The designated originals of the loan documents for each loan obtained through the LendingClub Platform are maintained in electronic form. For previous CLUB transactions, LendingClub used eOriginal, an unrelated third party, as custodian.

When a borrower signs a loan agreement, LendingClub creates two forms of the PDF: the authoritative PDF document and a watermarked PDF copy. Both copies are securely stored and access to the authoritative PDF document is restricted. Loan ownership is tracked and recorded in the LendingClub system of record.

Similar to previous CLUB transactions, on the closing date, an electronic vault will be established in the name of the Grantor Trust. The backup servicer and sub-backup servicer will be granted access to the watermarked PDF documents.

“In the event LendingClub files for bankruptcy, the fact that it custodian may make it more difficult to access loan documents and may cause a delay in timing and reduction in recovery amounts,” Kroll stated in its presale report.

However, while LendingClub has less experience handling digital loan documents compared to third party custodians, Kroll believes it has implemented appropriate systems and control processes to help address document control risks.

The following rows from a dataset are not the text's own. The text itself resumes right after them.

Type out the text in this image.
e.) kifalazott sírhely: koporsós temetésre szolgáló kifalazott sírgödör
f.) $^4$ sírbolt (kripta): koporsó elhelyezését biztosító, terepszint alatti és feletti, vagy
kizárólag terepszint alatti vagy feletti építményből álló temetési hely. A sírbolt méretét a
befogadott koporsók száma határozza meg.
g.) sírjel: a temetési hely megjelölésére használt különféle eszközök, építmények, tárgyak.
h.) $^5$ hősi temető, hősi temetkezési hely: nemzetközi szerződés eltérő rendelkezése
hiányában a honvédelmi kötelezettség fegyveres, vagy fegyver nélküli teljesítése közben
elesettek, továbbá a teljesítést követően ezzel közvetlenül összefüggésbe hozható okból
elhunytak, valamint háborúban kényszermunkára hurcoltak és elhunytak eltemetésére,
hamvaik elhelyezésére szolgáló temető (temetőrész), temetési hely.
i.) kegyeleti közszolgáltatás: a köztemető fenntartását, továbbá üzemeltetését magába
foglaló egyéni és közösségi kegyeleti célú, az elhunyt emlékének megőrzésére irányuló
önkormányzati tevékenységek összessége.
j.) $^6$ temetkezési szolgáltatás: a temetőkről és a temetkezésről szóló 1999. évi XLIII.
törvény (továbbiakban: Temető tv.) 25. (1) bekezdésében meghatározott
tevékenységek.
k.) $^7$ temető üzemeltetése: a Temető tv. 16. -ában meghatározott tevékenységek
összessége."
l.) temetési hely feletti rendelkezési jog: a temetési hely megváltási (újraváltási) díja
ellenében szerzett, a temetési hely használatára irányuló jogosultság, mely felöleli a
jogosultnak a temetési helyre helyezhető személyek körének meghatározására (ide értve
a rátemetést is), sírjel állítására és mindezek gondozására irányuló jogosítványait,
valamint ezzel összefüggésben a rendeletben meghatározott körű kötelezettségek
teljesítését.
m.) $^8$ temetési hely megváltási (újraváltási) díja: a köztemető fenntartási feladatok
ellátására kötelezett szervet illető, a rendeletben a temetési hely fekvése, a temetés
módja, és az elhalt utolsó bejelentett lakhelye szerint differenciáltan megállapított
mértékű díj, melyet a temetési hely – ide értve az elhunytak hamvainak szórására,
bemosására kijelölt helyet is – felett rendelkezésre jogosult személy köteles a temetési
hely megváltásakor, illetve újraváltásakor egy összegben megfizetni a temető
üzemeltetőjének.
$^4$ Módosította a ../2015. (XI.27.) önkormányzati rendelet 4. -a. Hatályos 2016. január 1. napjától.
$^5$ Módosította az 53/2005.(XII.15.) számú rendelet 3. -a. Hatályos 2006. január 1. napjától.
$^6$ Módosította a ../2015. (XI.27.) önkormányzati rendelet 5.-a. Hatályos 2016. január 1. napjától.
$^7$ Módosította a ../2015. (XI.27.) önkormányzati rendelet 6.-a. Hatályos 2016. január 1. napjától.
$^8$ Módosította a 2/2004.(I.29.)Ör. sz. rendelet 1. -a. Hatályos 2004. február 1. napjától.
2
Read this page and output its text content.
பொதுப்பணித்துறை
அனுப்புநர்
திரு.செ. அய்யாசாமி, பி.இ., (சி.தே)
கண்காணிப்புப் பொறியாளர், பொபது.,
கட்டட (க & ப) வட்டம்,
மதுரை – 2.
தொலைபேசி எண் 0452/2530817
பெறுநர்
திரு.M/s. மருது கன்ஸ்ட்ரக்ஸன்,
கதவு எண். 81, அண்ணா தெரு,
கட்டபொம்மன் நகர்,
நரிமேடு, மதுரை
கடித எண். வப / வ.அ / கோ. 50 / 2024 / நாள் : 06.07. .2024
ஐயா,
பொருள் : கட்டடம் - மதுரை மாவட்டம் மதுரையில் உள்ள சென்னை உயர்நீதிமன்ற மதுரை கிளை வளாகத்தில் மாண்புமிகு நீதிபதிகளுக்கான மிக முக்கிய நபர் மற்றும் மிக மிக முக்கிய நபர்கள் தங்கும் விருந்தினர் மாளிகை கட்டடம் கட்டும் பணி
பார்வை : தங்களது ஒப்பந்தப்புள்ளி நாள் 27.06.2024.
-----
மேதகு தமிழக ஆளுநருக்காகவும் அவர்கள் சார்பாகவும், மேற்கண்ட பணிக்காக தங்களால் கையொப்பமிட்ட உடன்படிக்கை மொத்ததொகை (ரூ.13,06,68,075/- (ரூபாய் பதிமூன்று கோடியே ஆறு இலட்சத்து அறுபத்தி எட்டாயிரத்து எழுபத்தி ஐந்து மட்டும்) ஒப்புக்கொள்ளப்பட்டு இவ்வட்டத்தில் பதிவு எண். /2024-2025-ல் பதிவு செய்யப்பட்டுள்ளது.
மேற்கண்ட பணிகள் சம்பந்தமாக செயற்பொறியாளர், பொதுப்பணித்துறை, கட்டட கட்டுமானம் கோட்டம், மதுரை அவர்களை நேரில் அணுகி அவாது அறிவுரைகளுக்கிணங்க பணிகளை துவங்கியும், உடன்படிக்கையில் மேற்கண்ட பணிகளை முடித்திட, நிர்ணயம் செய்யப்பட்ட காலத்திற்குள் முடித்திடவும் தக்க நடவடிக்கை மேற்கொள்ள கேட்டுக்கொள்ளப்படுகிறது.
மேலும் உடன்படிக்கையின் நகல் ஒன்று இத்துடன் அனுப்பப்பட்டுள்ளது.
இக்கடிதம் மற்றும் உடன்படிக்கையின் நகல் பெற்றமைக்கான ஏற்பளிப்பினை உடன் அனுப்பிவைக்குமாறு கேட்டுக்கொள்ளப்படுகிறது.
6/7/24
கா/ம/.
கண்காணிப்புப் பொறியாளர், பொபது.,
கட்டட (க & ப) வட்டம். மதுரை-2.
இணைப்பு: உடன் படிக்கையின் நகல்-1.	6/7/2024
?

LendingClub has securitized a total of $930 million in its three prime consumer loan securitizations this year. (The marketplace lender also makes nonprime loans that are securitized via a separate platform.) As of Sept. 30, 2018, it held $492.6 million in loans on its balance sheet, of which $479.3 million were being held for primarily for upcoming securitizations and sale to investors via pass-through certificates.

Kroll noted that in the third quarter, LendingClub was less dependent on sales of whole loans to banks, which accounted for 38% from 40% in the prior quarter. However, the proportion of loans that LendingClub fund by holding them on its own balance sheet also decreased, to 15% from 18%.

In the third quarter, of the $2.89 billion invested on the LendingClub’s platform, 21% came from managed accounts, 7% from self-managed individuals, 38% from banks and finance companies and 19% from other institutional investors including pension funds, assets managers and insurance companies. LendingClub funded the remaining 15%.